Stocks tumbled for their third straight session. Investors, analysts and commentators are getting frustrated with Ben Bernanke's persistent ramblings on inflation. Transparency is a great concept, but it can be "abused".
Given the recent volatility in the marketplace, it would seem as though there has been a massive amount of new information hitting the market place. This is not the case. In fact, there has been very little economic or corporate news out to drive the financial markets. The violent swings have been sparked by comments made regarding information that is already public and priced into the market.
PE ratios of the S&P are trading near 10-year lows, while the S&P is still trading at relatively high levels.

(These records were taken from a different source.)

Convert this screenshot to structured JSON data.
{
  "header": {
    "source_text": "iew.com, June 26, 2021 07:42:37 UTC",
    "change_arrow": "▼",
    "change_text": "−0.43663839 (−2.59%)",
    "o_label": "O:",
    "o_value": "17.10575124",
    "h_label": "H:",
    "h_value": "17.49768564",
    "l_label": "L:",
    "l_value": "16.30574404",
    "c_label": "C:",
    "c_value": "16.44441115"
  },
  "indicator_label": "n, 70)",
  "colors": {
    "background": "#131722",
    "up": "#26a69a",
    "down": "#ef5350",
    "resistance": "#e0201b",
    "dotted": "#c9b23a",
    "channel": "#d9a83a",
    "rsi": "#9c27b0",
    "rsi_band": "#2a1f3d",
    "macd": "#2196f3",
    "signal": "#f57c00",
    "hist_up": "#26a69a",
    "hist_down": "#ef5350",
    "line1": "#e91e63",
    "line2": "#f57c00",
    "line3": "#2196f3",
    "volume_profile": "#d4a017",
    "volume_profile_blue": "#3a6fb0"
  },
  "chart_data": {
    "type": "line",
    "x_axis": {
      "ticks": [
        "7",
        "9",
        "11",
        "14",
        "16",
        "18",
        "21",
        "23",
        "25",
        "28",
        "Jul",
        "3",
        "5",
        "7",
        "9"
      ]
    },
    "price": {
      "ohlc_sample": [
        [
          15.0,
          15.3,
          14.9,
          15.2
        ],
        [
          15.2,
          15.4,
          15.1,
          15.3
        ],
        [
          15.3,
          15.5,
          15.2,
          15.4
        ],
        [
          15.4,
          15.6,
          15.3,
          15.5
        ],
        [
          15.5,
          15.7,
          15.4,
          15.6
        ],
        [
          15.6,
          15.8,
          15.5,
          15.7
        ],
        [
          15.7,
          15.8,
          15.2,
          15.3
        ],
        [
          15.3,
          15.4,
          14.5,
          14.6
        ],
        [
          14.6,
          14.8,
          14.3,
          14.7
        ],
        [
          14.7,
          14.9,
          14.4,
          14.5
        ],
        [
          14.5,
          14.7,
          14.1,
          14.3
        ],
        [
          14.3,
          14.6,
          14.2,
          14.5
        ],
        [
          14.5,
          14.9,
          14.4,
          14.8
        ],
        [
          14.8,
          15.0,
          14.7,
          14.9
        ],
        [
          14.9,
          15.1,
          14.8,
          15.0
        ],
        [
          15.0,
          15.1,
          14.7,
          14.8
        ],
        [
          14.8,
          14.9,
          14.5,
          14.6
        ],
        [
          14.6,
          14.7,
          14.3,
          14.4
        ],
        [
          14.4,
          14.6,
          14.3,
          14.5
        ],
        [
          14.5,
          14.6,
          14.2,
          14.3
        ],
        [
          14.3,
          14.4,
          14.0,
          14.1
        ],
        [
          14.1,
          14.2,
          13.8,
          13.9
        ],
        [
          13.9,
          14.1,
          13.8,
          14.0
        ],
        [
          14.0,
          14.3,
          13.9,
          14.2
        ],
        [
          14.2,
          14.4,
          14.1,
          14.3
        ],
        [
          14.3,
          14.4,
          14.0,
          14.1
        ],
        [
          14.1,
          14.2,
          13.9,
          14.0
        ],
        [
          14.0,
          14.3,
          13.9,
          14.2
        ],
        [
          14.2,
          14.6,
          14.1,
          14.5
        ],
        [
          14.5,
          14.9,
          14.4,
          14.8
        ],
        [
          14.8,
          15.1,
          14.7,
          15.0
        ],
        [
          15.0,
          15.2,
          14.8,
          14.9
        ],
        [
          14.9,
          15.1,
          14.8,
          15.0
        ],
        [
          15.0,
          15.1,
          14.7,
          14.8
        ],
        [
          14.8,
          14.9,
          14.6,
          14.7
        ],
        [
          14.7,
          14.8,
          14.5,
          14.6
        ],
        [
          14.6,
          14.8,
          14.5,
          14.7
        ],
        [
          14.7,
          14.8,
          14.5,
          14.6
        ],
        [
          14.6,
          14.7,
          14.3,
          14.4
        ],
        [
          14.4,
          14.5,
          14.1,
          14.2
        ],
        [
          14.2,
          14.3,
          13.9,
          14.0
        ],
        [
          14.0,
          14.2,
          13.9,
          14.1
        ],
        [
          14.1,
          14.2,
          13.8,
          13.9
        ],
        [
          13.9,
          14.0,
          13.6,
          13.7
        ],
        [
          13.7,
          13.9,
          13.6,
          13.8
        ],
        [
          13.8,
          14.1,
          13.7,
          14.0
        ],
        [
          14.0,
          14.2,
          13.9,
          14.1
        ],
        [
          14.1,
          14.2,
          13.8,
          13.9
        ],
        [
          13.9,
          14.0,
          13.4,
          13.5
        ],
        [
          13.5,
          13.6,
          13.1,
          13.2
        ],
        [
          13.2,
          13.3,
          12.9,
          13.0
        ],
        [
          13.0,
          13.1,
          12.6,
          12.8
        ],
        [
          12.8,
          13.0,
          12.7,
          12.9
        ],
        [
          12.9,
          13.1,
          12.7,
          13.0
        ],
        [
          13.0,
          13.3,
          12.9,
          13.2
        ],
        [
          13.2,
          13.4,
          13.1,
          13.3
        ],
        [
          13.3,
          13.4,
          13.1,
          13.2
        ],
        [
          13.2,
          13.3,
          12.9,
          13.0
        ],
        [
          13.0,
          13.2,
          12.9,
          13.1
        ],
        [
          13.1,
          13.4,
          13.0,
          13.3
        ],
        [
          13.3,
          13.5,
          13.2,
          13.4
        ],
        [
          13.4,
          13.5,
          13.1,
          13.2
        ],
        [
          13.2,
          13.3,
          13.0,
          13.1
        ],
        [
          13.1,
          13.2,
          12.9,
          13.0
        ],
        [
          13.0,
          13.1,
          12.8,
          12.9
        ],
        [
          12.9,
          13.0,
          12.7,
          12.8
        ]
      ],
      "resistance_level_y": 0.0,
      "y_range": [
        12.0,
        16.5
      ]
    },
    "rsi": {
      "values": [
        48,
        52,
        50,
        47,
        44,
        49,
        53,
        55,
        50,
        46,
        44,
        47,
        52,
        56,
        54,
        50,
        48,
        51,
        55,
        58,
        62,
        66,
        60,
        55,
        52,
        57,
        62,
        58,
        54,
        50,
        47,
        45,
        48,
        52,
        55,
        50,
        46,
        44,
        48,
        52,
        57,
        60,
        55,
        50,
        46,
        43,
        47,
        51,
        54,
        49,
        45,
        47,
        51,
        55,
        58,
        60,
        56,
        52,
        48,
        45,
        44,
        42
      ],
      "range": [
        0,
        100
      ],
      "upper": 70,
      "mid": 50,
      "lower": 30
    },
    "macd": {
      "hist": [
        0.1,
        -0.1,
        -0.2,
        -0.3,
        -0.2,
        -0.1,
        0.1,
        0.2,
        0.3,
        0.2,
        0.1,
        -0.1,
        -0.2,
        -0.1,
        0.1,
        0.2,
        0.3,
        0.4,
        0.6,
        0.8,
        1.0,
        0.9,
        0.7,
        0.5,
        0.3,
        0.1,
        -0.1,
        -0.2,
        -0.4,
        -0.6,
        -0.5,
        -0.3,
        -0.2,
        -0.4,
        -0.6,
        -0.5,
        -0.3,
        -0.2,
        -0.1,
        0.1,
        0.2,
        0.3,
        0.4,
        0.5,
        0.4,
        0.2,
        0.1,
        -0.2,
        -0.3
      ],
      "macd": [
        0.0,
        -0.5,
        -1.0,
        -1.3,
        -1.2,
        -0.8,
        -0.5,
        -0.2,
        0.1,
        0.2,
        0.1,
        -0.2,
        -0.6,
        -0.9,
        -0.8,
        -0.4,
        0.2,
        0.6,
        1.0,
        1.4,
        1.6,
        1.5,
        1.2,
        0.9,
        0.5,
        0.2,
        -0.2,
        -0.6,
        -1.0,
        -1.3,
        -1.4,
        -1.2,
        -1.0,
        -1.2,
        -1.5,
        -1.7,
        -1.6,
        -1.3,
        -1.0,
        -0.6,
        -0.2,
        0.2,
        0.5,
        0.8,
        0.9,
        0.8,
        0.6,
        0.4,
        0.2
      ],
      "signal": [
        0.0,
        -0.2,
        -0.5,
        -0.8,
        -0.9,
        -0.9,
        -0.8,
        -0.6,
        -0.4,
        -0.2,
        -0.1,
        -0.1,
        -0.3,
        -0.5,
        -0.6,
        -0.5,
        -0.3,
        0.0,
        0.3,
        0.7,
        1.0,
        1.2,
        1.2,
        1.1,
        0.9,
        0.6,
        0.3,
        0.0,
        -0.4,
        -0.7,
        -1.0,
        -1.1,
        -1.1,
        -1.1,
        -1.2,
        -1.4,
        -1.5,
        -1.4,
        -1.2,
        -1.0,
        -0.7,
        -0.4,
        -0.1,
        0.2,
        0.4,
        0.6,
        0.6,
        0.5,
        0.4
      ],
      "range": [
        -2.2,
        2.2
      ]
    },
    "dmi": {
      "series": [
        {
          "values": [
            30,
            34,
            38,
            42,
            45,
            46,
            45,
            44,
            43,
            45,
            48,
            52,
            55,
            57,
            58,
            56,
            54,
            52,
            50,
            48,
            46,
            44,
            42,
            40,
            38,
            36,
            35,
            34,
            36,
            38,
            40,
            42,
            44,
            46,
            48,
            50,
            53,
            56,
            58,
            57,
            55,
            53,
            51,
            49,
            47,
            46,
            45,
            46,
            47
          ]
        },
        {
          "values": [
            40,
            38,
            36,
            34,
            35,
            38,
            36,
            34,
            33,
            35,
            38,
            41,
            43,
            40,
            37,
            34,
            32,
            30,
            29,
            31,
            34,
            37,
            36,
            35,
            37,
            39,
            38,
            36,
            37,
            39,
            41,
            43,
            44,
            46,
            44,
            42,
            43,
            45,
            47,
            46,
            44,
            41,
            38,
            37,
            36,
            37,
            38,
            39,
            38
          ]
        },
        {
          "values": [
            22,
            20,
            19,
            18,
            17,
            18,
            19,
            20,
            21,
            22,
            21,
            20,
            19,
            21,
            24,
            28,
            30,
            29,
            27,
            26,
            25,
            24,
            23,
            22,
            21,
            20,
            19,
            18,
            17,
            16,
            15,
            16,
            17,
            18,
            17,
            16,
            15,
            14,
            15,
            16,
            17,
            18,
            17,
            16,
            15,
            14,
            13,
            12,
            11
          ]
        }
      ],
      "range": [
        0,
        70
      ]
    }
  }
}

This can only mean one thing...the market is currently undervalued. If you have enough guts to get in, this is a great buying opportunity.
Helpful Hints:
The "summer rally" is typically not much of a rally at all. According to the Stock Trader's Almanac, the week after the June Triple-Witching the Dow has been down 14 of the last 16. June normally sees less than modest gains in the broad market, but the NASDAQ has performed slightly better averaging 1.6%. June ends the NASDAQ's best months.
We will be rolling over next week.
Dow Recommendations Swing Trade - Safely on the sidelines.
Position Traders - We sold the June 107 puts for $500.
Option Traders - On 5/2/06 we put on a bear put spread with a naked leg. We bought the 114 put, sold the 112 put and the 116 call. The trade cost us about $100, the max payout is $2000, and the margin is about $3800.
Some of our clients liquidated the long 114 put on 5/15, we have since bought back the 116 call for a nice profit and are holding the short 112 put.